Barium cerate exhibits high protonic conductivity, especially when modified by trivalent dopant such as Y, Yb, Nd, Sm or Dy. Unfortunately, the poor chemical stability in the presence of CO₂ is the main disadvantage of this material. One of the possible approach to get the stable protonic conductor is the preparation of solid solutions. For example, doping of BaCeO₃ with Zr leads to the improvement of the chemical stability, but the electrical properties are simultaneously corrupted.In the present work the influence of Ti, per analogy to Zr, and Y dopants on electrical properties of BaCeO₃ was investigated using the electrochemical impedance spectroscopy (EIS) technique. BaCe_1−xTi_xO_3−δ (0 ≤ x ≤ 0.3) and Ba(Ce_0.95Ti_0.05)_0.95Y_0.05O_3−δ solid electrolytes were prepared by solid-state reaction method.
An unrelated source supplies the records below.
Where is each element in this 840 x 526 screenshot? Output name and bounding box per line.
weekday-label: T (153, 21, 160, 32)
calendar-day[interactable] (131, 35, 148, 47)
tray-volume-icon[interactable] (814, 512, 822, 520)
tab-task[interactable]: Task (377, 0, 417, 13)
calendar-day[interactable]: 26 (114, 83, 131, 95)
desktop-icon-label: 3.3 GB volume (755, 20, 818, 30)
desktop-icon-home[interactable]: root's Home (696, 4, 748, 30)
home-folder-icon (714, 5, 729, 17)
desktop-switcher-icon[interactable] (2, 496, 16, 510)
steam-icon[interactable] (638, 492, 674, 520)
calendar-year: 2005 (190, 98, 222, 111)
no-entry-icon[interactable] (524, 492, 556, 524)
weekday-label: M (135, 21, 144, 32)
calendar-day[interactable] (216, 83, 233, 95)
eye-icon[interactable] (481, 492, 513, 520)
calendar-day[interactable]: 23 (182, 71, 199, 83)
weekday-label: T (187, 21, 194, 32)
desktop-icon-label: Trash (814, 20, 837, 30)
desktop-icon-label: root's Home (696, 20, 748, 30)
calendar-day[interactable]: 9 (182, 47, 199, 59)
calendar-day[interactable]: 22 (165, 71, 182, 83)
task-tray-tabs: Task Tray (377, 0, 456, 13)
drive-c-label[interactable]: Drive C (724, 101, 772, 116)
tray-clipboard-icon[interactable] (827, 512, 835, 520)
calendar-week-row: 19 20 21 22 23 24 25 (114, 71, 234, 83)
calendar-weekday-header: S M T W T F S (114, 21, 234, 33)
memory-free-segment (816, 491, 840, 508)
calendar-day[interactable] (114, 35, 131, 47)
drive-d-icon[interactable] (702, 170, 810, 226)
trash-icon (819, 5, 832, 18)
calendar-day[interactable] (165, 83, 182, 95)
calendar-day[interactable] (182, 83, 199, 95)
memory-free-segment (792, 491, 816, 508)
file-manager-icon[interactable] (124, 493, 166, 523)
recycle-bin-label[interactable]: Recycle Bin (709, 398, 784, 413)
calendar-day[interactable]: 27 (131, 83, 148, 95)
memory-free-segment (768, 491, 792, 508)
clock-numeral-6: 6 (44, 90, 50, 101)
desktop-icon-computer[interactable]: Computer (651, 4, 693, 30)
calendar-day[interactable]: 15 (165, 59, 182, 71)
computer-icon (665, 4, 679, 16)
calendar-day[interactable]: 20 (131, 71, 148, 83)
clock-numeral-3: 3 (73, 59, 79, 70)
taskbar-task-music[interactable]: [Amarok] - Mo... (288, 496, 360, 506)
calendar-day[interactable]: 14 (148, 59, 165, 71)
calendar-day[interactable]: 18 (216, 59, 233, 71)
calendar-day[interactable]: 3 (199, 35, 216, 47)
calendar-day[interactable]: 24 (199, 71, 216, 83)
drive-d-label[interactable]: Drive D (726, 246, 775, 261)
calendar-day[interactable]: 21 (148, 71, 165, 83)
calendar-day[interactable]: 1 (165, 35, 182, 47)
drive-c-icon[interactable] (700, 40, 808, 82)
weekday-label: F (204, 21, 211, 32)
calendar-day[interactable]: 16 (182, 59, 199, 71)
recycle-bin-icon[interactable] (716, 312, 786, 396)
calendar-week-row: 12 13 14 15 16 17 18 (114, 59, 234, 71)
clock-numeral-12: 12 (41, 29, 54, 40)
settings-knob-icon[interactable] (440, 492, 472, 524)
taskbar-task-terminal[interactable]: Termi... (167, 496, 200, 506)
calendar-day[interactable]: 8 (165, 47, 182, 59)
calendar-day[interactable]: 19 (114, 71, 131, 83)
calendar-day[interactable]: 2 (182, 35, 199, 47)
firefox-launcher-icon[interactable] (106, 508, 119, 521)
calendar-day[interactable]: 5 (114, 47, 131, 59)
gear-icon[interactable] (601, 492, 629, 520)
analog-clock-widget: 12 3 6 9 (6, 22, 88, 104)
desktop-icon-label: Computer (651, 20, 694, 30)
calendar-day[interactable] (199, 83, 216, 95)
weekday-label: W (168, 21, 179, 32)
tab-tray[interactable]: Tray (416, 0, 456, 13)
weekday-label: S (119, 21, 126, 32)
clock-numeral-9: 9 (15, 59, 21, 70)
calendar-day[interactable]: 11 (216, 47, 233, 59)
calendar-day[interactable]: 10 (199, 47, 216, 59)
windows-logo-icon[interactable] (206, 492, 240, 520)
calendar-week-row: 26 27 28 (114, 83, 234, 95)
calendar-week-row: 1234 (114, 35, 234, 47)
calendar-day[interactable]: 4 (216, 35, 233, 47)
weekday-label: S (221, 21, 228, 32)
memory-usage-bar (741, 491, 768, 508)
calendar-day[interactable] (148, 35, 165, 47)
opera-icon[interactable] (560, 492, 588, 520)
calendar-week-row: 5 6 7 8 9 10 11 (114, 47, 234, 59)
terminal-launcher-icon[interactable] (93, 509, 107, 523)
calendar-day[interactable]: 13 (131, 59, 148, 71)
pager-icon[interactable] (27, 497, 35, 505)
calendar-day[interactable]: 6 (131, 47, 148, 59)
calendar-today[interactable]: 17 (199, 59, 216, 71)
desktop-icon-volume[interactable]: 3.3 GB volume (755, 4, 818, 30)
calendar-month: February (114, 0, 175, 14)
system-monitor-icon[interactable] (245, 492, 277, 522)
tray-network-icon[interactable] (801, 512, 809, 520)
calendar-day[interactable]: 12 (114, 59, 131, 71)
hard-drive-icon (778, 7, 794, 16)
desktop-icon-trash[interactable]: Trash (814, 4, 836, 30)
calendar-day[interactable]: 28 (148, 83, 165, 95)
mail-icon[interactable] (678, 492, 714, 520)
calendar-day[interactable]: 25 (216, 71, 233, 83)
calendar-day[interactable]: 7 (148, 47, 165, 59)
It was found that the changes of electrical properties due to the introduction of Ti into the BaCeO₃ lattice is caused predominantly by the modification of the grain boundary properties. The Ti doping leads to the substantial decrease of grain boundary electrical conductivity, comparing to undoped material. The introduction of yttrium dopant to the BaCe_0.95Ti_0.05O₃ lattice has the opposite effect. The total electrical conductivity increases, due to significant modification of grain boundary electrical properties.